Jessica Huang is NOT taking anyone’s garbage today

Although ABC’s Fresh Off the Boat extensively explores racial relations through the eyes of a young Chinese boy growing up in America, its gender diversity is limited.  Perhaps this is because the show is primarily centered around Eddie Huang’s life.  He is close to his father, he has two brothers, and his best friends are boys.  So far, the only times we really see women as major characters in this show are Eddie’s mother, his grandmother, and his MUCH older “love interests” (with whom he has no chance… sorry, Eddie).

There is no doubt that Fresh Off the Boat most prominently features men.  This does not seem to be an anti-women stance; the show is based on Eddie Huang’s childhood, and I think he realistically spent more time with other boys.  At school, Eddie primarily hangs out with other boys.  At home, he sees and spends time with his younger brothers.  When he talks to someone about any struggles or hardships, it is typically his father.
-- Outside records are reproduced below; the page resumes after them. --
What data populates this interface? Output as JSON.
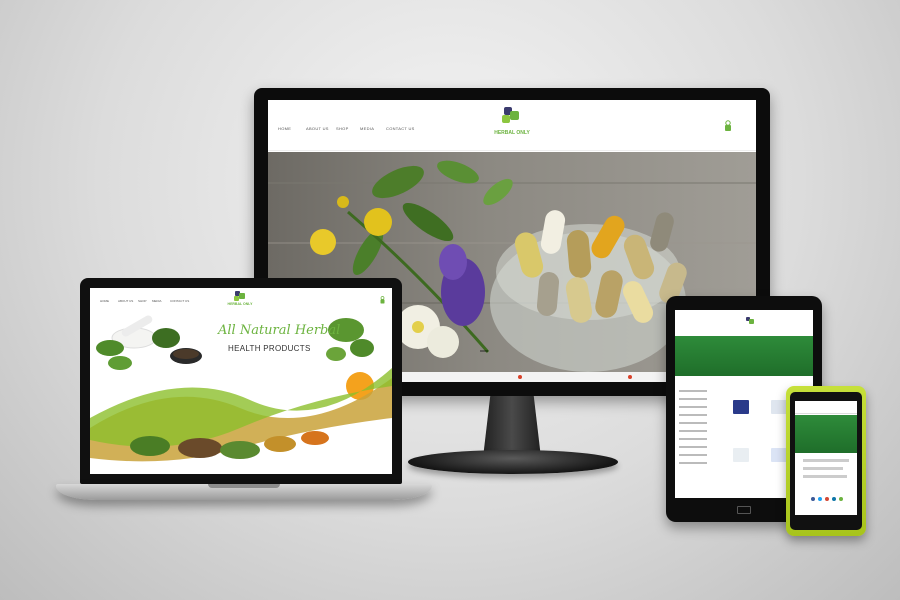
{
  "brand": {
    "accent": "#6cb33f",
    "dark_green": "#1f6e2a",
    "monitor_logo_text": "HERBAL ONLY",
    "monitor_logo_tagline": ""
  },
  "monitor": {
    "nav": [
      "HOME",
      "ABOUT US",
      "SHOP",
      "MEDIA",
      "CONTACT US"
    ],
    "hero_caption": "",
    "footer_links": [
      "",
      ""
    ]
  },
  "laptop": {
    "nav": [
      "HOME",
      "ABOUT US",
      "SHOP",
      "MEDIA",
      "CONTACT US"
    ],
    "logo_text": "HERBAL ONLY",
    "headline": "All Natural Herbal",
    "subline": "HEALTH PRODUCTS"
  },
  "tablet": {
    "nav": [
      "",
      "",
      "",
      "",
      ""
    ],
    "banner_title": "",
    "sidebar_heading": ""
  },
  "phone": {
    "header_text": ""
  },
  "icons": {
    "cart": "shopping-bag-icon",
    "logo": "leaf-logo-icon"
  }
}
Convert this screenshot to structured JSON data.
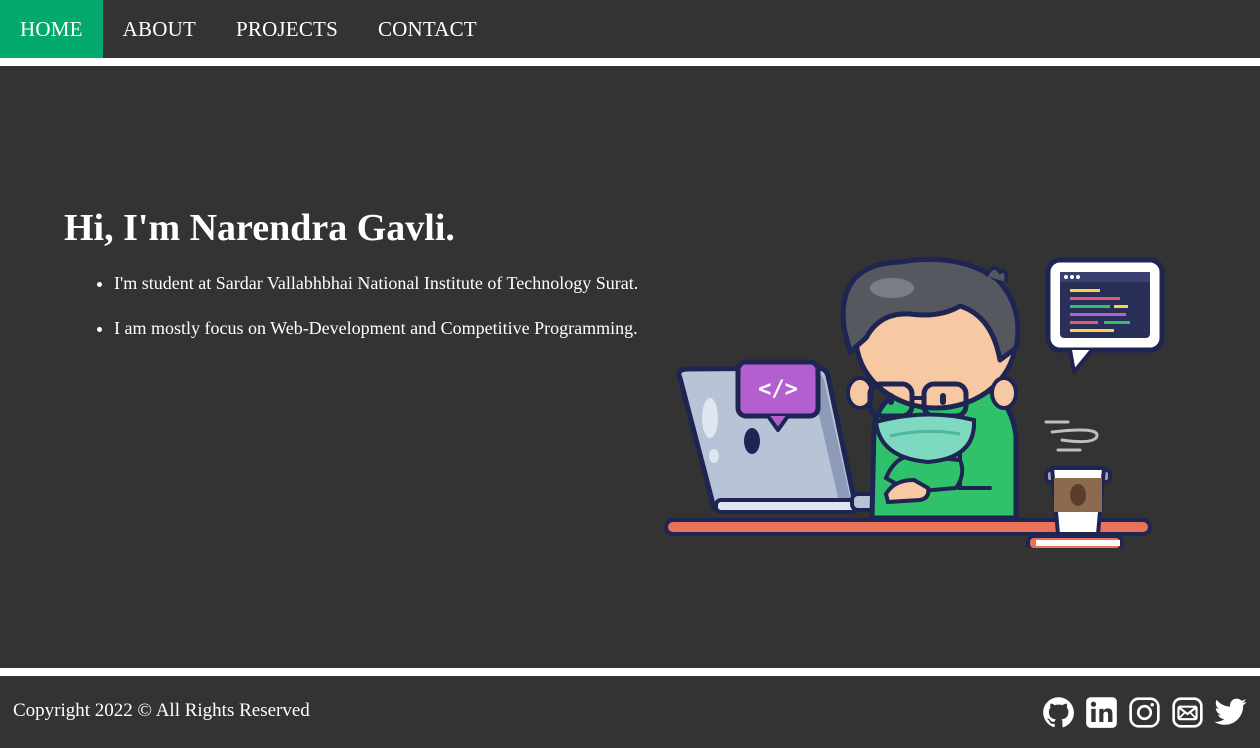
{
  "nav": {
    "items": [
      {
        "label": "HOME",
        "active": true
      },
      {
        "label": "ABOUT",
        "active": false
      },
      {
        "label": "PROJECTS",
        "active": false
      },
      {
        "label": "CONTACT",
        "active": false
      }
    ]
  },
  "hero": {
    "title": "Hi, I'm Narendra Gavli.",
    "bio": [
      "I'm student at Sardar Vallabhbhai National Institute of Technology Surat.",
      "I am mostly focus on Web-Development and Competitive Programming."
    ],
    "illustration_code_badge": "</>"
  },
  "footer": {
    "copyright": "Copyright 2022 © All Rights Reserved",
    "socials": [
      "github-icon",
      "linkedin-icon",
      "instagram-icon",
      "mail-icon",
      "twitter-icon"
    ]
  },
  "colors": {
    "background": "#333333",
    "accent": "#04aa6d",
    "text": "#ffffff",
    "divider": "#ffffff"
  }
}
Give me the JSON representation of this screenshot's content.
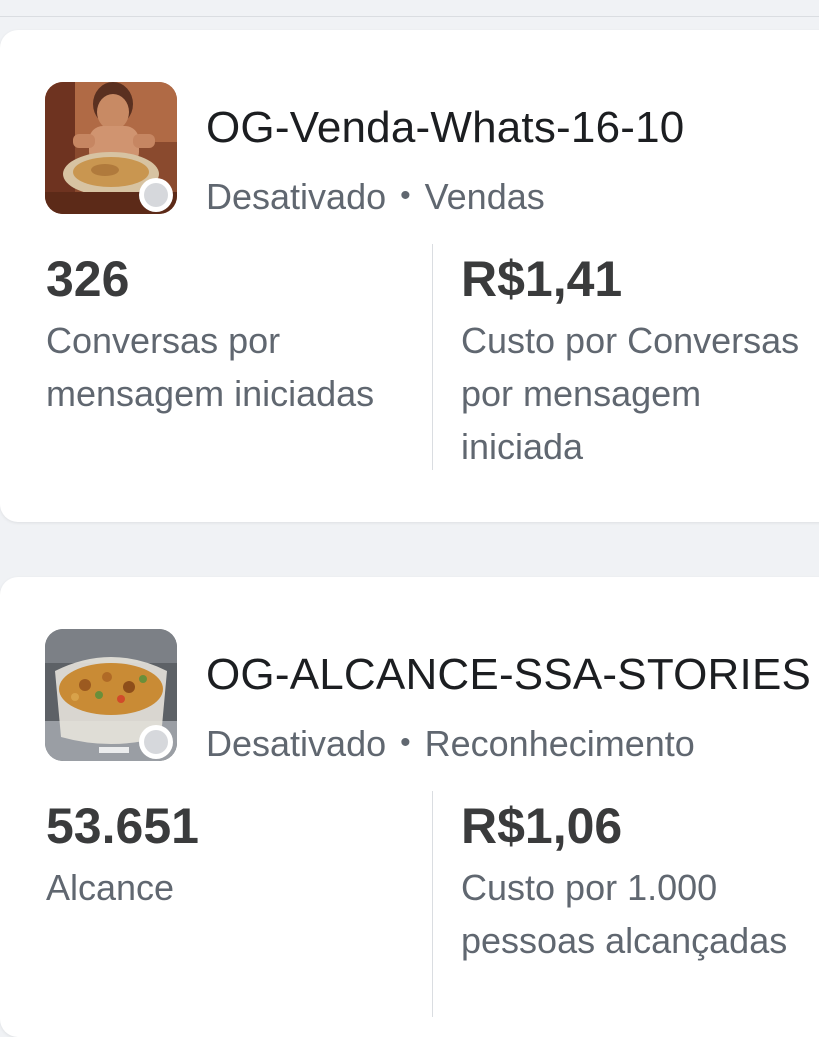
{
  "campaigns": [
    {
      "name": "OG-Venda-Whats-16-10",
      "status": "Desativado",
      "separator": "•",
      "objective": "Vendas",
      "metric_primary": {
        "value": "326",
        "label": "Conversas por\nmensagem iniciadas"
      },
      "metric_secondary": {
        "value": "R$1,41",
        "label": "Custo por Conversas\npor mensagem\niniciada"
      },
      "thumbnail_icon": "child-with-plate-photo"
    },
    {
      "name": "OG-ALCANCE-SSA-STORIES",
      "status": "Desativado",
      "separator": "•",
      "objective": "Reconhecimento",
      "metric_primary": {
        "value": "53.651",
        "label": "Alcance"
      },
      "metric_secondary": {
        "value": "R$1,06",
        "label": "Custo por 1.000\npessoas alcançadas"
      },
      "thumbnail_icon": "food-container-photo"
    }
  ],
  "colors": {
    "background": "#f0f2f5",
    "card": "#ffffff",
    "status_inactive": "#d6d8dc",
    "secondary_text": "#606770"
  }
}
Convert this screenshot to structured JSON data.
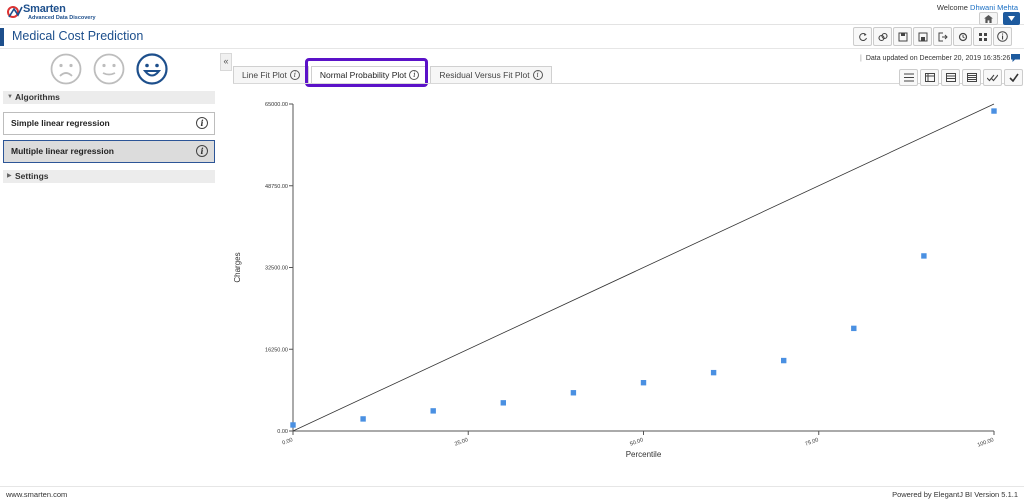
{
  "header": {
    "logo_title": "Smarten",
    "logo_subtitle": "Advanced Data Discovery",
    "welcome_text": "Welcome",
    "user_name": "Dhwani Mehta"
  },
  "page": {
    "title": "Medical Cost Prediction"
  },
  "toolbar": {
    "icons": [
      "refresh-icon",
      "link-icon",
      "save-icon",
      "save-as-icon",
      "export-icon",
      "publish-icon",
      "layout-icon",
      "info-icon"
    ]
  },
  "sidebar": {
    "algorithms_label": "Algorithms",
    "settings_label": "Settings",
    "items": [
      {
        "label": "Simple linear regression",
        "selected": false
      },
      {
        "label": "Multiple linear regression",
        "selected": true
      }
    ],
    "faces": [
      "sad-face-icon",
      "neutral-face-icon",
      "happy-face-icon"
    ]
  },
  "status": {
    "updated_text": "Data updated on December 20, 2019 16:35:26"
  },
  "tabs": [
    {
      "label": "Line Fit Plot",
      "active": false
    },
    {
      "label": "Normal Probability Plot",
      "active": true
    },
    {
      "label": "Residual Versus Fit Plot",
      "active": false
    }
  ],
  "colors": {
    "brand": "#1d4f8c",
    "highlight": "#5b12c8",
    "point": "#4a90e2"
  },
  "chart_data": {
    "type": "scatter",
    "xlabel": "Percentile",
    "ylabel": "Charges",
    "xlim": [
      0,
      100
    ],
    "ylim": [
      0,
      65000
    ],
    "x_ticks": [
      "0.00",
      "25.00",
      "50.00",
      "75.00",
      "100.00"
    ],
    "y_ticks": [
      "0.00",
      "16250.00",
      "32500.00",
      "48750.00",
      "65000.00"
    ],
    "points": [
      {
        "x": 0,
        "y": 1200
      },
      {
        "x": 10,
        "y": 2400
      },
      {
        "x": 20,
        "y": 4000
      },
      {
        "x": 30,
        "y": 5600
      },
      {
        "x": 40,
        "y": 7600
      },
      {
        "x": 50,
        "y": 9600
      },
      {
        "x": 60,
        "y": 11600
      },
      {
        "x": 70,
        "y": 14000
      },
      {
        "x": 80,
        "y": 20400
      },
      {
        "x": 90,
        "y": 34800
      },
      {
        "x": 100,
        "y": 63600
      }
    ],
    "trend_line": {
      "x": [
        0,
        100
      ],
      "y": [
        0,
        65000
      ]
    },
    "grid": false
  },
  "footer": {
    "left": "www.smarten.com",
    "right": "Powered by ElegantJ BI Version 5.1.1"
  }
}
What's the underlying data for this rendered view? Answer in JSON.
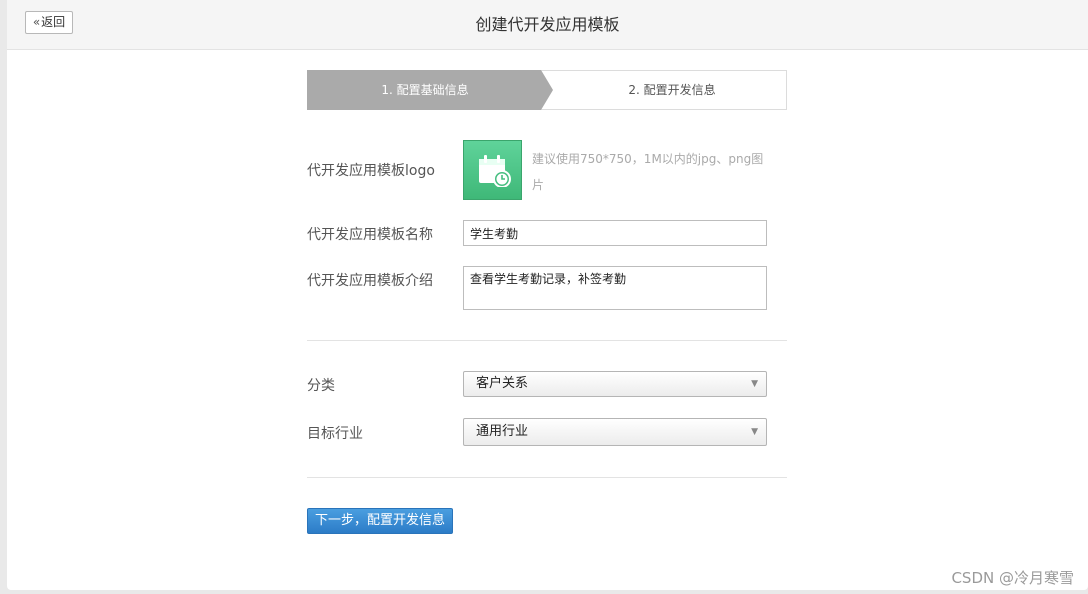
{
  "header": {
    "back_label": "返回",
    "title": "创建代开发应用模板"
  },
  "steps": [
    {
      "label": "1. 配置基础信息",
      "active": true
    },
    {
      "label": "2. 配置开发信息",
      "active": false
    }
  ],
  "form": {
    "logo_label": "代开发应用模板logo",
    "logo_icon": "calendar-clock-icon",
    "logo_hint": "建议使用750*750，1M以内的jpg、png图片",
    "name_label": "代开发应用模板名称",
    "name_value": "学生考勤",
    "intro_label": "代开发应用模板介绍",
    "intro_value": "查看学生考勤记录，补签考勤",
    "category_label": "分类",
    "category_value": "客户关系",
    "industry_label": "目标行业",
    "industry_value": "通用行业"
  },
  "actions": {
    "next_label": "下一步，配置开发信息"
  },
  "watermark": "CSDN @冷月寒雪",
  "colors": {
    "step_active": "#aaaaaa",
    "logo_green": "#4cc487",
    "primary": "#2f83cd"
  }
}
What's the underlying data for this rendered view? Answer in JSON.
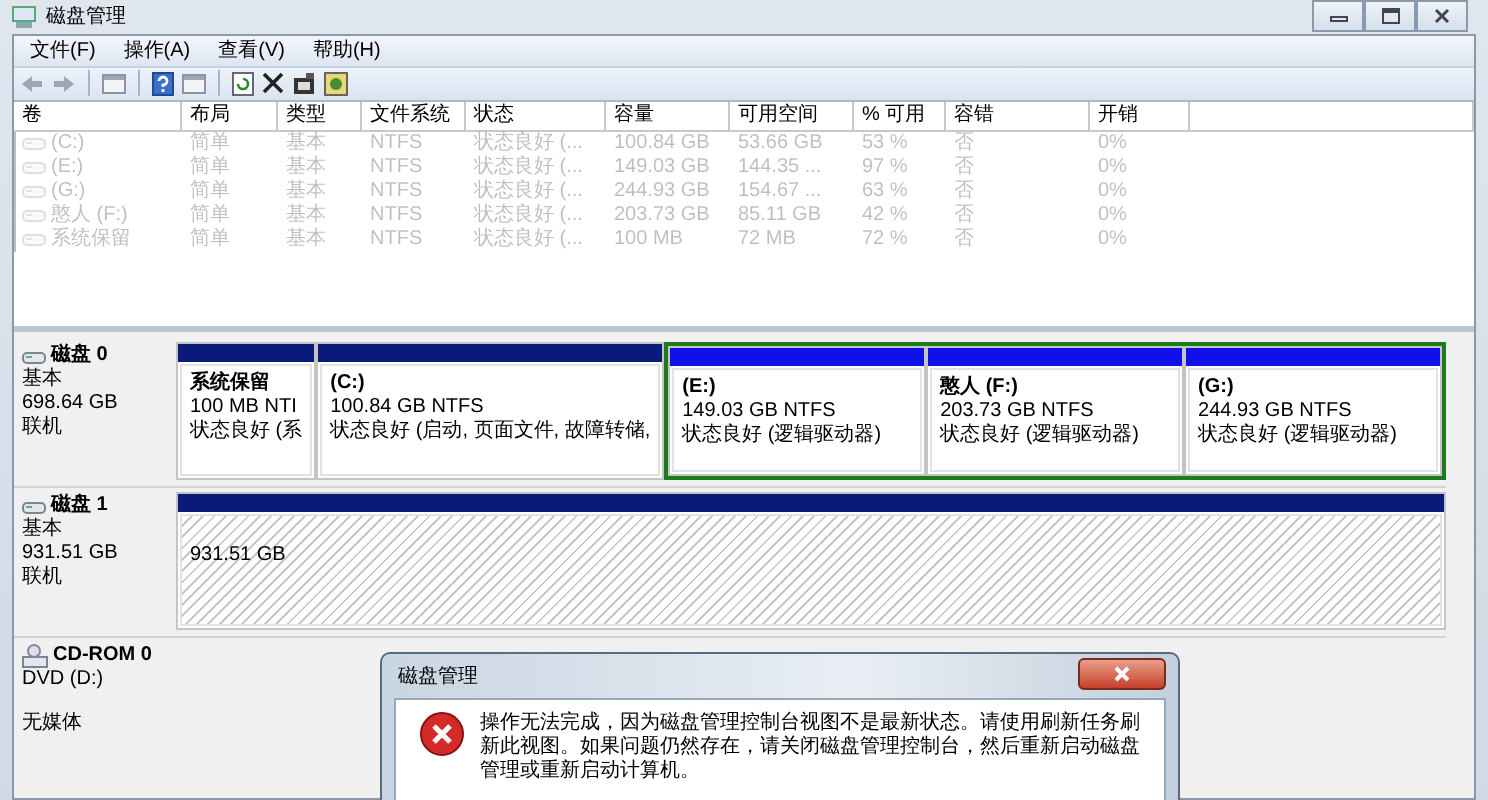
{
  "window": {
    "title": "磁盘管理"
  },
  "menu": [
    "文件(F)",
    "操作(A)",
    "查看(V)",
    "帮助(H)"
  ],
  "volume_table": {
    "columns": [
      "卷",
      "布局",
      "类型",
      "文件系统",
      "状态",
      "容量",
      "可用空间",
      "% 可用",
      "容错",
      "开销"
    ],
    "rows": [
      {
        "cells": [
          "(C:)",
          "简单",
          "基本",
          "NTFS",
          "状态良好 (...",
          "100.84 GB",
          "53.66 GB",
          "53 %",
          "否",
          "0%"
        ]
      },
      {
        "cells": [
          "(E:)",
          "简单",
          "基本",
          "NTFS",
          "状态良好 (...",
          "149.03 GB",
          "144.35 ...",
          "97 %",
          "否",
          "0%"
        ]
      },
      {
        "cells": [
          "(G:)",
          "简单",
          "基本",
          "NTFS",
          "状态良好 (...",
          "244.93 GB",
          "154.67 ...",
          "63 %",
          "否",
          "0%"
        ]
      },
      {
        "cells": [
          "憨人 (F:)",
          "简单",
          "基本",
          "NTFS",
          "状态良好 (...",
          "203.73 GB",
          "85.11 GB",
          "42 %",
          "否",
          "0%"
        ]
      },
      {
        "cells": [
          "系统保留",
          "简单",
          "基本",
          "NTFS",
          "状态良好 (...",
          "100 MB",
          "72 MB",
          "72 %",
          "否",
          "0%"
        ]
      }
    ]
  },
  "disks": [
    {
      "kind": "disk",
      "name": "磁盘 0",
      "lines": [
        "基本",
        "698.64 GB",
        "联机"
      ],
      "partitions": [
        {
          "kind": "primary",
          "title": "系统保留",
          "lines": [
            "100 MB NTI",
            "状态良好 (系"
          ]
        },
        {
          "kind": "primary",
          "title": "(C:)",
          "lines": [
            "100.84 GB NTFS",
            "状态良好 (启动, 页面文件, 故障转储,"
          ]
        },
        {
          "kind": "extended",
          "children": [
            {
              "kind": "logical",
              "title": "(E:)",
              "lines": [
                "149.03 GB NTFS",
                "状态良好 (逻辑驱动器)"
              ]
            },
            {
              "kind": "logical",
              "title": "憨人  (F:)",
              "lines": [
                "203.73 GB NTFS",
                "状态良好 (逻辑驱动器)"
              ]
            },
            {
              "kind": "logical",
              "title": "(G:)",
              "lines": [
                "244.93 GB NTFS",
                "状态良好 (逻辑驱动器)"
              ]
            }
          ]
        }
      ]
    },
    {
      "kind": "disk",
      "name": "磁盘 1",
      "lines": [
        "基本",
        "931.51 GB",
        "联机"
      ],
      "partitions": [
        {
          "kind": "unallocated",
          "lines": [
            "931.51 GB"
          ]
        }
      ]
    },
    {
      "kind": "cdrom",
      "name": "CD-ROM 0",
      "lines": [
        "DVD (D:)",
        "无媒体"
      ]
    }
  ],
  "dialog": {
    "title": "磁盘管理",
    "message": "操作无法完成，因为磁盘管理控制台视图不是最新状态。请使用刷新任务刷新此视图。如果问题仍然存在，请关闭磁盘管理控制台，然后重新启动磁盘管理或重新启动计算机。"
  }
}
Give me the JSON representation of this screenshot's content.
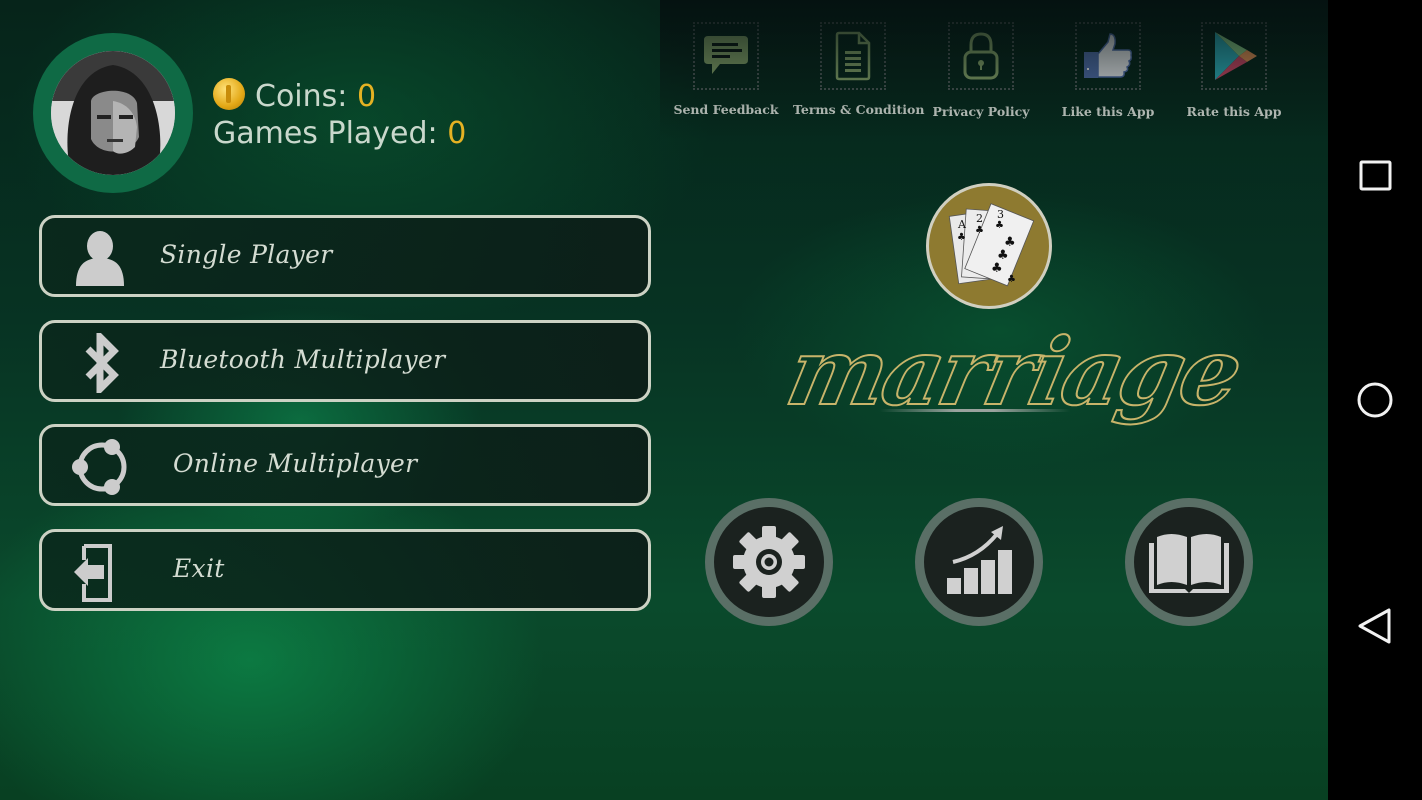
{
  "profile": {
    "avatar_description": "player avatar portrait",
    "coins_label": "Coins: ",
    "coins_value": "0",
    "games_played_label": "Games Played: ",
    "games_played_value": "0"
  },
  "menu": [
    {
      "label": "Single Player",
      "icon": "person-icon"
    },
    {
      "label": "Bluetooth Multiplayer",
      "icon": "bluetooth-icon"
    },
    {
      "label": "Online Multiplayer",
      "icon": "share-network-icon"
    },
    {
      "label": "Exit",
      "icon": "exit-icon"
    }
  ],
  "top_links": [
    {
      "label": "Send Feedback",
      "icon": "chat-bubble-icon"
    },
    {
      "label": "Terms & Condition",
      "icon": "document-icon"
    },
    {
      "label": "Privacy Policy",
      "icon": "lock-icon"
    },
    {
      "label": "Like this App",
      "icon": "thumbs-up-icon"
    },
    {
      "label": "Rate this App",
      "icon": "play-store-icon"
    }
  ],
  "logo": {
    "title": "marriage",
    "cards": [
      "A",
      "2",
      "3"
    ]
  },
  "round_buttons": [
    {
      "name": "settings",
      "icon": "gear-icon"
    },
    {
      "name": "statistics",
      "icon": "chart-growth-icon"
    },
    {
      "name": "rules",
      "icon": "book-icon"
    }
  ],
  "navbar": {
    "recents": "recents-square-icon",
    "home": "home-circle-icon",
    "back": "back-triangle-icon"
  },
  "colors": {
    "accent_value": "#e5b223",
    "button_border": "#ccd2c4",
    "avatar_ring": "#0f6a45",
    "logo_gold": "#8e7a30",
    "icon_green": "#8fb071"
  }
}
Despite males being far more represented than females, Fresh Off the Boat still features plenty of women.  Perhaps the strongest female characters in the show are Jessica (Eddie’s mother) and Grandma Jenny (Eddie’s grandmother, who lives with the Huangs).  Jessica is afraid of no man, and she certainly isn’t afraid to insert her opinion over her husband’s.  Eddie thinks of his mother as the epitome of a Chinese-American woman: she is bold in the family’s entrepreneurial business, she considers herself equal to her husband, and she considers her children’s education of the utmost importance (to the point that she supplements their schooling with home classes).  Although at first, Jessica struggles to assimilate with the other women in the neighborhood, she realizes her family means more to her than her social life, and that others’ opinions are not as important as they seem.

Overall, Fresh Off the Boat is not an exceptionally diverse show in terms of gender, but what it lacks in that area, it makes up for in terms of racial and cultural diversity.  It provides thought-provoking insight into the life of a young child of immigrants, and it is absolutely a show worth watching (even if almost everyone IS a man).